The Benefits of Term Life Insurance
Family Dependency: If you are unable to work, the term insurance proceeds can be used to meet your dependents’ and family’s monthly expenses. It also aids you in achieving major life objectives such as your child’s education and marriage.
Asset Protection: You can borrow money for things like a car or a house with a term plan. However, if you die, your dependents and family members may be liable for debt repayment. In this case, your family may be able to use the term insurance payout to pay off the outstanding debts.
Risks associated with modern lifestyles: Today’s lifestyle difficulties frequently result in a wide range of ailments and diseases. Some term insurance plans give critical illness coverage for the remainder of your life, as well as coverage for your dependents and loved ones after you die. This critical characteristic compensates for the diagnosis of life-threatening conditions like heart attack or cancer.
A pension plan, also known as a retirement plan, is a sort of investment plan that allows you to accumulate a portion of your resources over time in order to ensure a stable financial future. A pension plan can help you deal with the uncertainties of retirement and assure a regular stream of income. Even if a person has a sizable savings account, a pension plan is essential.
Importance of a Pension Plan
- Increased retirement years
- Health-care costs
- Financial independence after retirement age
A Unit Linked Insurance Plan (ULIP) is financial vehicle that also provides life insurance cover. ULIPs let you build money for goals such as your dream house, your child’s education, your retirement, and more through systematic investments and market-linked returns.
ULIP, or Unit Linked Insurance Plan, is a type of insurance that also serves as an investment. It provides superior life insurance with good returns while also assisting in tax reduction. In fact, in today’s economy, ULIPs have emerged as one of the greatest investment possibilities.
Ideally suited for:
- ULIPs should be considered by people who have a long-term financial strategy for wealth creation with insurance.
- Investing in a ULIP until it matures can help you save for retirement, your children’s education, and other financial goals. It combines the benefits of both savings and security into one plan.
- Long-term financial planning, as ULIP offer both bond and stock investing with insurance. It has a regular premium payment option and accomplishes life insurance and wealth accumulation objectives.
An endowment plan is a type of life insurance that pays out a lump amount after a set period of time (called “maturity”) or upon death. Up to a particular age, typical maturities are ten, fifteen, twenty, thirty, thirty five, forty years.

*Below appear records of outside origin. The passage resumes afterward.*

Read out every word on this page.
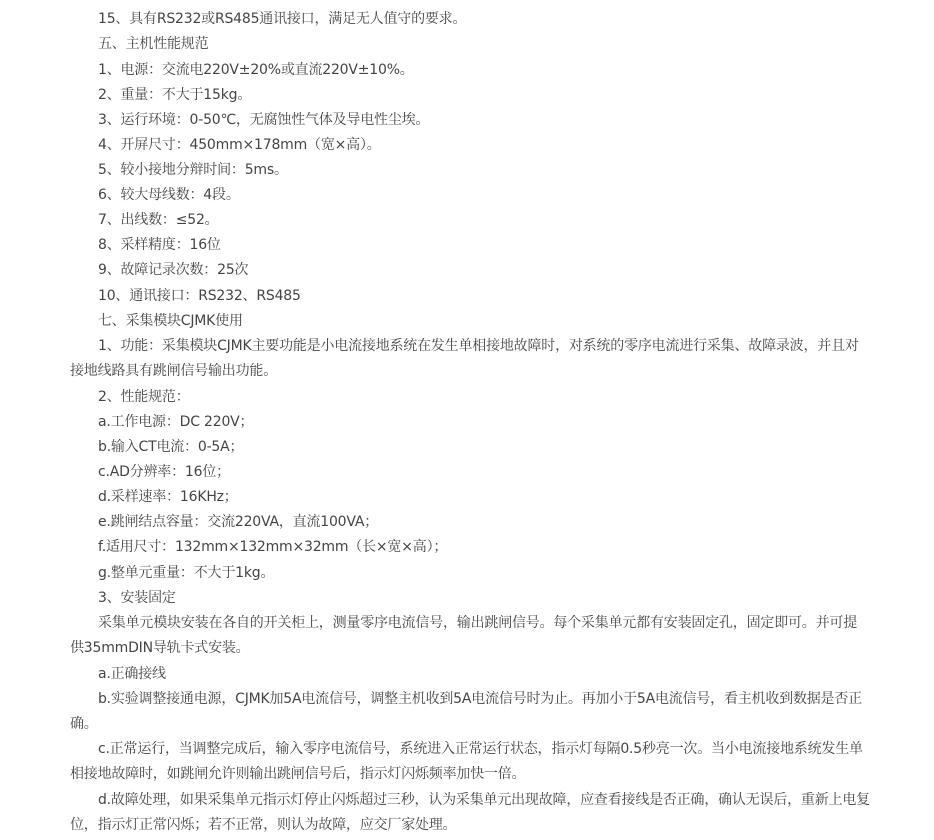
15、具有RS232或RS485通讯接口，满足无人值守的要求。
五、主机性能规范
1、电源：交流电220V±20%或直流220V±10%。
2、重量：不大于15kg。
3、运行环境：0-50℃，无腐蚀性气体及导电性尘埃。
4、开屏尺寸：450mm×178mm（宽×高）。
5、较小接地分辩时间：5ms。
6、较大母线数：4段。
7、出线数：≤52。
8、采样精度：16位
9、故障记录次数：25次
10、通讯接口：RS232、RS485
七、采集模块CJMK使用
1、功能：采集模块CJMK主要功能是小电流接地系统在发生单相接地故障时，对系统的零序电流进行采集、故障录波，并且对接地线路具有跳闸信号输出功能。
2、性能规范：
a.工作电源：DC 220V；
b.输入CT电流：0-5A；
c.AD分辨率：16位；
d.采样速率：16KHz；
e.跳闸结点容量：交流220VA，直流100VA；
f.适用尺寸：132mm×132mm×32mm（长×宽×高）；
g.整单元重量：不大于1kg。
3、安装固定
采集单元模块安装在各自的开关柜上，测量零序电流信号，输出跳闸信号。每个采集单元都有安装固定孔，固定即可。并可提供35mmDIN导轨卡式安装。
a.正确接线
b.实验调整接通电源，CJMK加5A电流信号，调整主机收到5A电流信号时为止。再加小于5A电流信号，看主机收到数据是否正确。
c.正常运行，当调整完成后，输入零序电流信号，系统进入正常运行状态，指示灯每隔0.5秒亮一次。当小电流接地系统发生单相接地故障时，如跳闸允许则输出跳闸信号后，指示灯闪烁频率加快一倍。
d.故障处理，如果采集单元指示灯停止闪烁超过三秒，认为采集单元出现故障，应查看接线是否正确，确认无误后，重新上电复位，指示灯正常闪烁；若不正常，则认为故障，应交厂家处理。
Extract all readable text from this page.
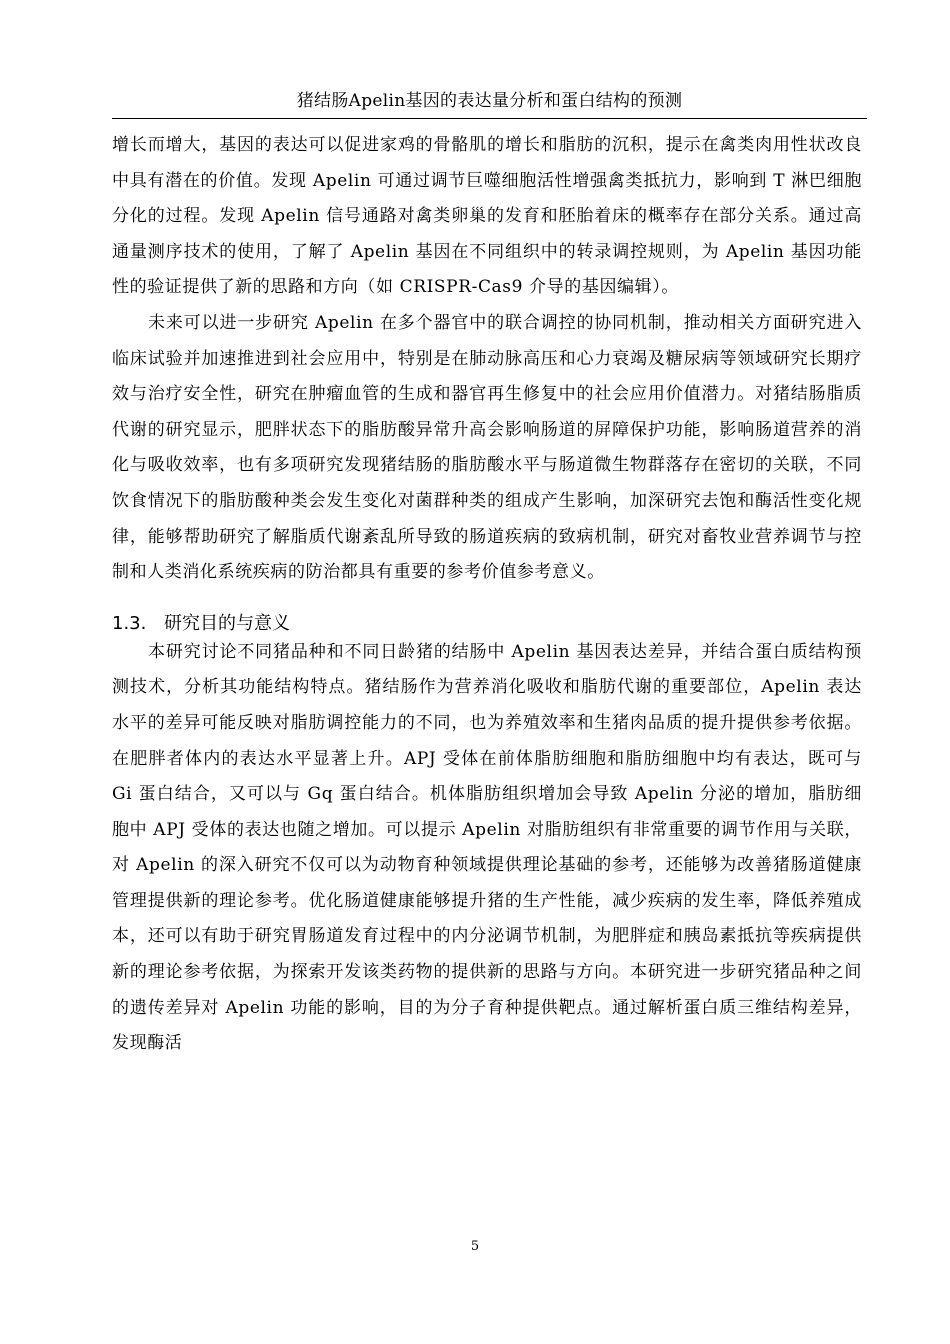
猪结肠Apelin基因的表达量分析和蛋白结构的预测

增长而增大，基因的表达可以促进家鸡的骨骼肌的增长和脂肪的沉积，提示在禽类肉用性状改良中具有潜在的价值。发现 Apelin 可通过调节巨噬细胞活性增强禽类抵抗力，影响到 T 淋巴细胞分化的过程。发现 Apelin 信号通路对禽类卵巢的发育和胚胎着床的概率存在部分关系。通过高通量测序技术的使用，了解了 Apelin 基因在不同组织中的转录调控规则，为 Apelin 基因功能性的验证提供了新的思路和方向（如 CRISPR-Cas9 介导的基因编辑）。

未来可以进一步研究 Apelin 在多个器官中的联合调控的协同机制，推动相关方面研究进入临床试验并加速推进到社会应用中，特别是在肺动脉高压和心力衰竭及糖尿病等领域研究长期疗效与治疗安全性，研究在肿瘤血管的生成和器官再生修复中的社会应用价值潜力。对猪结肠脂质代谢的研究显示，肥胖状态下的脂肪酸异常升高会影响肠道的屏障保护功能，影响肠道营养的消化与吸收效率，也有多项研究发现猪结肠的脂肪酸水平与肠道微生物群落存在密切的关联，不同饮食情况下的脂肪酸种类会发生变化对菌群种类的组成产生影响，加深研究去饱和酶活性变化规律，能够帮助研究了解脂质代谢紊乱所导致的肠道疾病的致病机制，研究对畜牧业营养调节与控制和人类消化系统疾病的防治都具有重要的参考价值参考意义。

1.3. 研究目的与意义

本研究讨论不同猪品种和不同日龄猪的结肠中 Apelin 基因表达差异，并结合蛋白质结构预测技术，分析其功能结构特点。猪结肠作为营养消化吸收和脂肪代谢的重要部位，Apelin 表达水平的差异可能反映对脂肪调控能力的不同，也为养殖效率和生猪肉品质的提升提供参考依据。在肥胖者体内的表达水平显著上升。APJ 受体在前体脂肪细胞和脂肪细胞中均有表达，既可与 Gi 蛋白结合，又可以与 Gq 蛋白结合。机体脂肪组织增加会导致 Apelin 分泌的增加，脂肪细胞中 APJ 受体的表达也随之增加。可以提示 Apelin 对脂肪组织有非常重要的调节作用与关联，对 Apelin 的深入研究不仅可以为动物育种领域提供理论基础的参考，还能够为改善猪肠道健康管理提供新的理论参考。优化肠道健康能够提升猪的生产性能，减少疾病的发生率，降低养殖成本，还可以有助于研究胃肠道发育过程中的内分泌调节机制，为肥胖症和胰岛素抵抗等疾病提供新的理论参考依据，为探索开发该类药物的提供新的思路与方向。本研究进一步研究猪品种之间的遗传差异对 Apelin 功能的影响，目的为分子育种提供靶点。通过解析蛋白质三维结构差异，发现酶活

5
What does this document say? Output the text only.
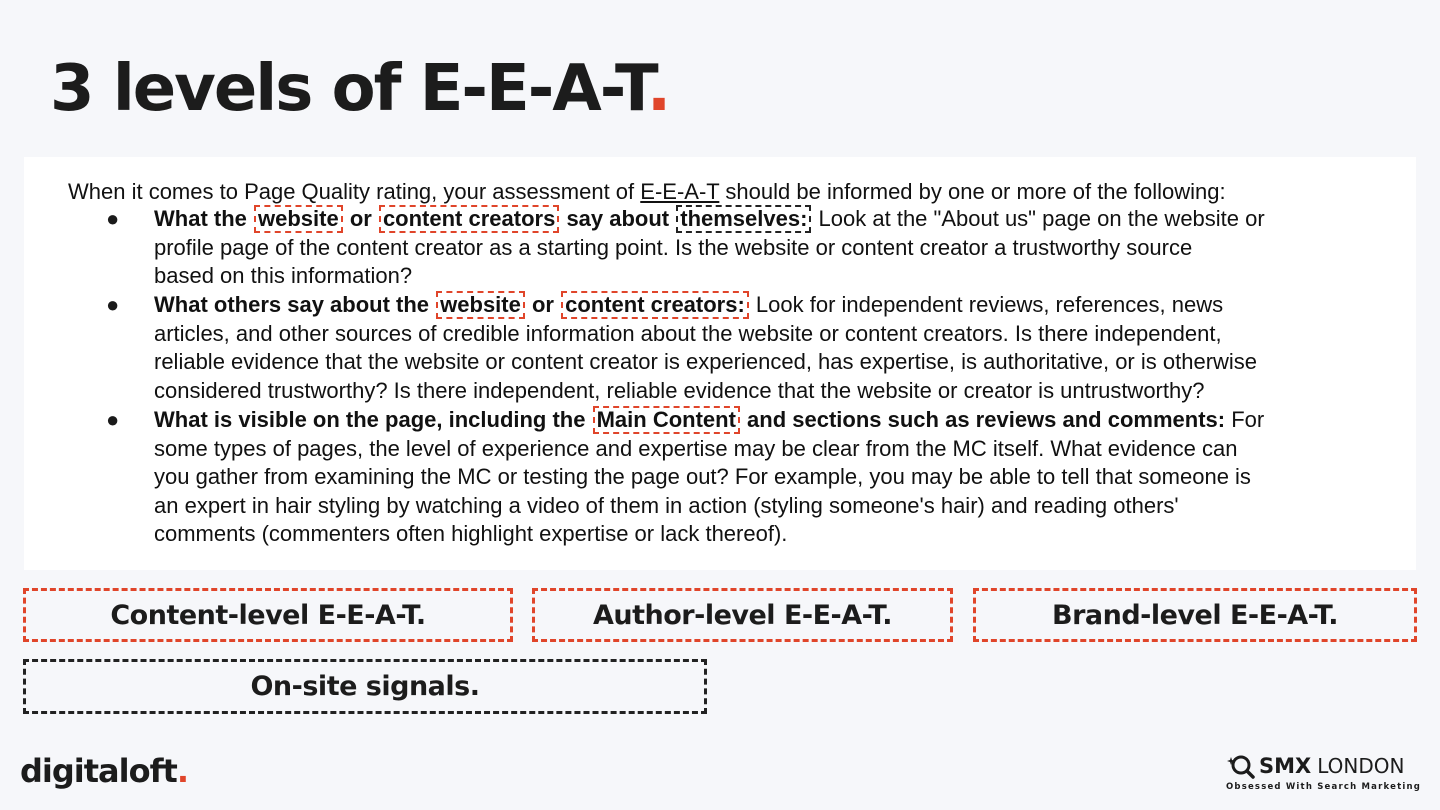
3 levels of E-E-A-T.
When it comes to Page Quality rating, your assessment of E-E-A-T should be informed by one or more of the following:
● What the website or content creators say about themselves: Look at the "About us" page on the website or
profile page of the content creator as a starting point. Is the website or content creator a trustworthy source
based on this information?
● What others say about the website or content creators: Look for independent reviews, references, news
articles, and other sources of credible information about the website or content creators. Is there independent,
reliable evidence that the website or content creator is experienced, has expertise, is authoritative, or is otherwise
considered trustworthy? Is there independent, reliable evidence that the website or creator is untrustworthy?
● What is visible on the page, including the Main Content and sections such as reviews and comments: For
some types of pages, the level of experience and expertise may be clear from the MC itself. What evidence can
you gather from examining the MC or testing the page out? For example, you may be able to tell that someone is
an expert in hair styling by watching a video of them in action (styling someone's hair) and reading others'
comments (commenters often highlight expertise or lack thereof).
Content-level E-E-A-T.	Author-level E-E-A-T.	Brand-level E-E-A-T.
On-site signals.
digitaloft.	SMX LONDON
Obsessed With Search Marketing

In the event of a catastrophic illness, an endowment policy will pay out. Endowment policies are either standard with-profits or unit-linked, including those with unitised with-profits funds. The holder is subsequently paid up values and surrender value, which is set by the insurance company based on the period the policy and the amount paid into it.
Our lives do not stop because of a single wet day. As a result, a comprehensive financial strategy backed by the appropriate insurances can also help you endure obstacles in life. All short-term emergencies should be addressed in the financial plan. If you have a large enough umbrella to protect your entire family, the size and colour of the rain clouds don’t matter.